A substantially second order axial potential may then be established along the device to cause the ions to begin to oscillate axially with substantially simple harmonic motion, as shown in figure 10. The conditions may be chosen such that the trajectory remains circular (as shown in fig. 10), or the ions may be allowed to oscillate radially (by applying some radial excitation during initial acceleration). The charge detector 1100 may then be positioned within the device, for example in the center of the device, such that ions repeatedly pass near the detector electrodes to generate a signal. The charge detector 1100 may include one or more of the segments selected from existing electrodes used for substantially quadrupolar-logarithmic potentials (quadruporo-logarithmic potentials) in a stationary device, or they may be additional electrodes having geometries and voltages designed to minimize perturbations to the potentials.

An advantage of this arrangement is that even for small numbers of ions, the average initial separation between ions can be increased by beam expansion during initial implantation, thereby reducing space charge effects. In addition, the inner electrodes 100 help shield ions from each other. In addition, when ions of the same mass-to-charge ratio move slowly (at the limits of their axial motion) and are therefore most susceptible to space charge effects, their average spacing is greatest due to beam expansion.

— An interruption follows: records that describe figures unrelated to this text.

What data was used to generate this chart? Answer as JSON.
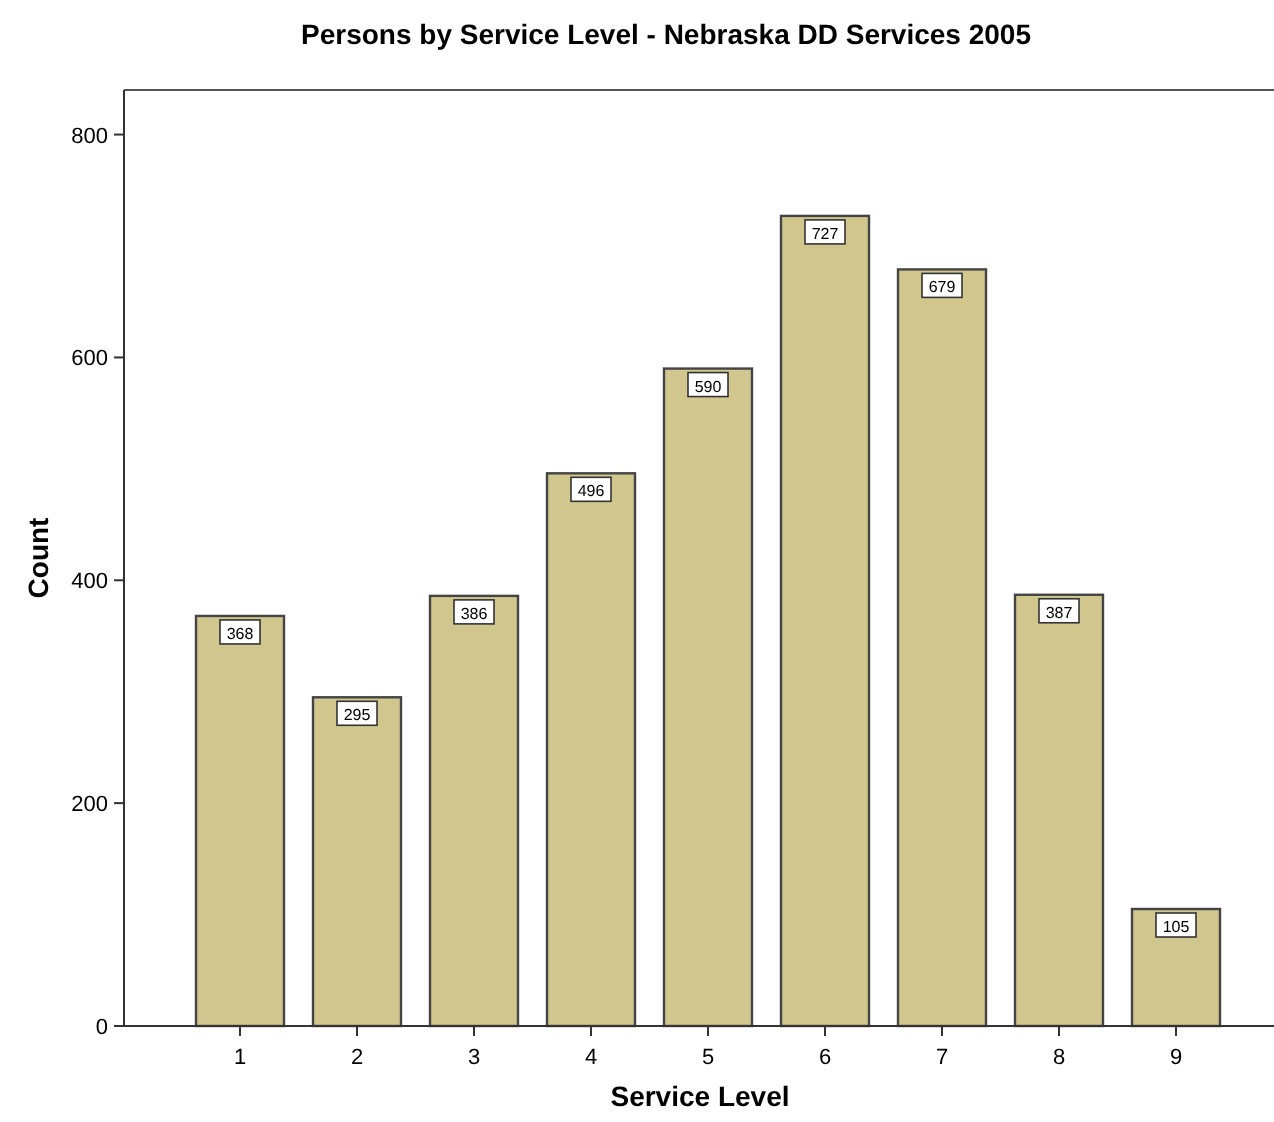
{
  "chart_data": {
    "type": "bar",
    "title": "Persons by Service Level - Nebraska DD Services 2005",
    "xlabel": "Service Level",
    "ylabel": "Count",
    "categories": [
      "1",
      "2",
      "3",
      "4",
      "5",
      "6",
      "7",
      "8",
      "9"
    ],
    "values": [
      368,
      295,
      386,
      496,
      590,
      727,
      679,
      387,
      105
    ],
    "color": "#d1c68e",
    "ylim": [
      0,
      840
    ],
    "yticks": [
      0,
      200,
      400,
      600,
      800
    ],
    "grid": false,
    "data_labels": true
  }
}
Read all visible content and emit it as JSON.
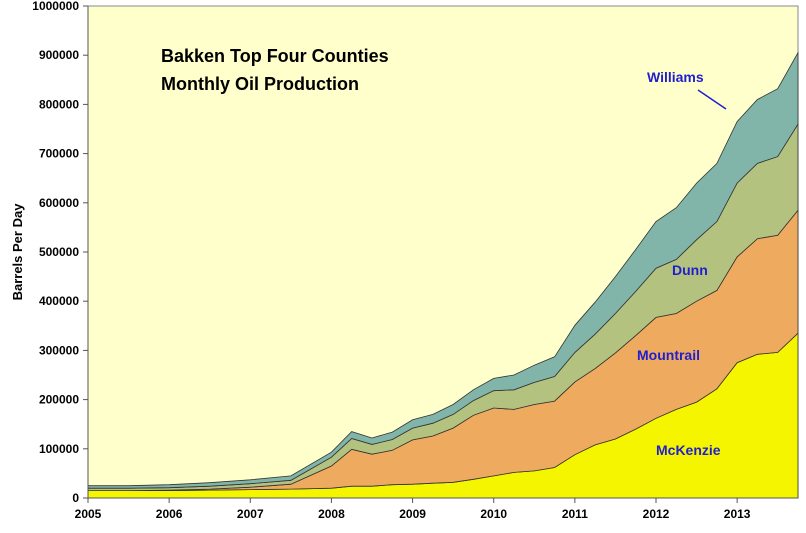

However, other arrangements will of course be possible. For example, an Orbitrap type geometry using a substantially quadrupole-logarithmic potential may also provide similar advantages. This may also be the case, for example, for cassini orbits such as those described in us patent No. 8,735,812 (BRUKER dalton GMBH), depending on the trajectory chosen.

Signal processing

It is well known that the use of fourier transform processing on non-harmonic signals produces artifact "harmonics". However, in embodiments, forward fitting/bayesian signal processing using one or more model peak shapes may be used. This can significantly reduce the intensity of harmonics and improve the signal-to-noise ratio of the inferred spectra. This, in turn, can provide a higher quality resolution in a fixed time (or similarly achieve the same resolution in a shorter time). For example, the applicants have recognized that similar techniques, such as those described in U.S. patent application publication No. 2016/0282305 (MICROMASS), for processing ion mobility data may also be advantageously used to process CDMS signals obtained in accordance with the various embodiments described herein. For example, by using similar such techniques, charge values may be extracted from the fitted magnitudes in embodiments. Such signal processing methods may therefore be able to extract high mass spectra from trapping events containing more than one ion, particularly if the space charge limitations are reduced.

While the present invention has been described with reference to a preferred embodiment, it will be understood by those skilled in the art that various changes in form and detail may be made therein without departing from the scope of the invention as set forth in the following claims.